Seminars

The overarching objective of this seminar is to investigate the validity of application of continuum-based linear elastic fracture mechanics (LEFM) methodology, which is often employed by researchers to model fracture processes at the “discrete” atomic scale. The potential sources of error in the application of LEFM at the nanoscale are: (a) Length-scale effects, (b) non-local effects due to long range inter-atomic forces, and (c) entropic effects due to random thermal motion of atoms.
The first material selected for this study is crystalline monolayer graphene, primarily because extensive data, both experimental and analytical, already exist for this material in the literature for model validation. Furthermore, the atomistic J-integral is implemented as a nano-scale fracture metric to investigate flaw-tolerance at the nanoscale reported by many researchers, and to develop a methodology to actually predict the initiation fracture toughness of the material.

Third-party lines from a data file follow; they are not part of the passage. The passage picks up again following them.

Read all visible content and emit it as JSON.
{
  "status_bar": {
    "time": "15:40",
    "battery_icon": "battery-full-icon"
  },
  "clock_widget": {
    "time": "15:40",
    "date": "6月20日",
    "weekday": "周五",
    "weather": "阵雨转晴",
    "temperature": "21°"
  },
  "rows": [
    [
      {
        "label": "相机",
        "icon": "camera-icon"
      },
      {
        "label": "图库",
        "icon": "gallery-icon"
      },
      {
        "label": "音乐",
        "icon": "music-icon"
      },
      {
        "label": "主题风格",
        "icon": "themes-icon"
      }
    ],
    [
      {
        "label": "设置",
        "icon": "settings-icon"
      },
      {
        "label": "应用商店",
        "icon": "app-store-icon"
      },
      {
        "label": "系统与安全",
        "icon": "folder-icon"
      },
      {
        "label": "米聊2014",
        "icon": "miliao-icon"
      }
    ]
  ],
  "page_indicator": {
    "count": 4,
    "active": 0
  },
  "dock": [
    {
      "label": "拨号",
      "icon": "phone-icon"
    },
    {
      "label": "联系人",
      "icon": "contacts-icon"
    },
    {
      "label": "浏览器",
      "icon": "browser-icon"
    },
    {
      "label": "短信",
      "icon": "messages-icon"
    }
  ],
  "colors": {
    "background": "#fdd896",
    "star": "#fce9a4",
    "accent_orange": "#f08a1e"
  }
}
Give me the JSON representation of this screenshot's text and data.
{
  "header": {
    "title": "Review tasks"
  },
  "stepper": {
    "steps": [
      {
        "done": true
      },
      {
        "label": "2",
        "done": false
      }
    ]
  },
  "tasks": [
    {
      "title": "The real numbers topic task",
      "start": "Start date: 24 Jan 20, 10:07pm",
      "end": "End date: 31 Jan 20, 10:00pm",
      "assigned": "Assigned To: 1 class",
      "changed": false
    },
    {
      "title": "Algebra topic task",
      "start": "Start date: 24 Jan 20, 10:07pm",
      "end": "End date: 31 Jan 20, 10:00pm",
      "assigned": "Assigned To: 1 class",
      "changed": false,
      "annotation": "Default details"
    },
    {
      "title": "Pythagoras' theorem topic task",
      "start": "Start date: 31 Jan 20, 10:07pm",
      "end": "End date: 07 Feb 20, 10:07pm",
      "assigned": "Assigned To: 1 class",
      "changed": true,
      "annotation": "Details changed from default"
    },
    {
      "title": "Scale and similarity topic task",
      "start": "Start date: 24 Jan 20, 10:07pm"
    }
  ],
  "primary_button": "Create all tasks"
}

The second material system used in this study is amorphous carbon reinforced with graphene platelets (GNP). This is because it is now well documented in the literature that the inclusion of nanoparticles, such GNP in matrix materials, has resulted in significantly improved fracture toughness in mode I and mixed-mode. One of the mechanisms postulated to increase the effective crack initiation fracture toughness is the crack tip shielding effect due to nanoparticles in the fracture process zone. The effect of GNPs on the shielding of the crack tip, with varying orientation and location relative to the crack is investigated using detailed virial stress plots, the atomistic J-integral, and deviations from linear elastic fracture mechanics based (LEFM) results are presented and discussed.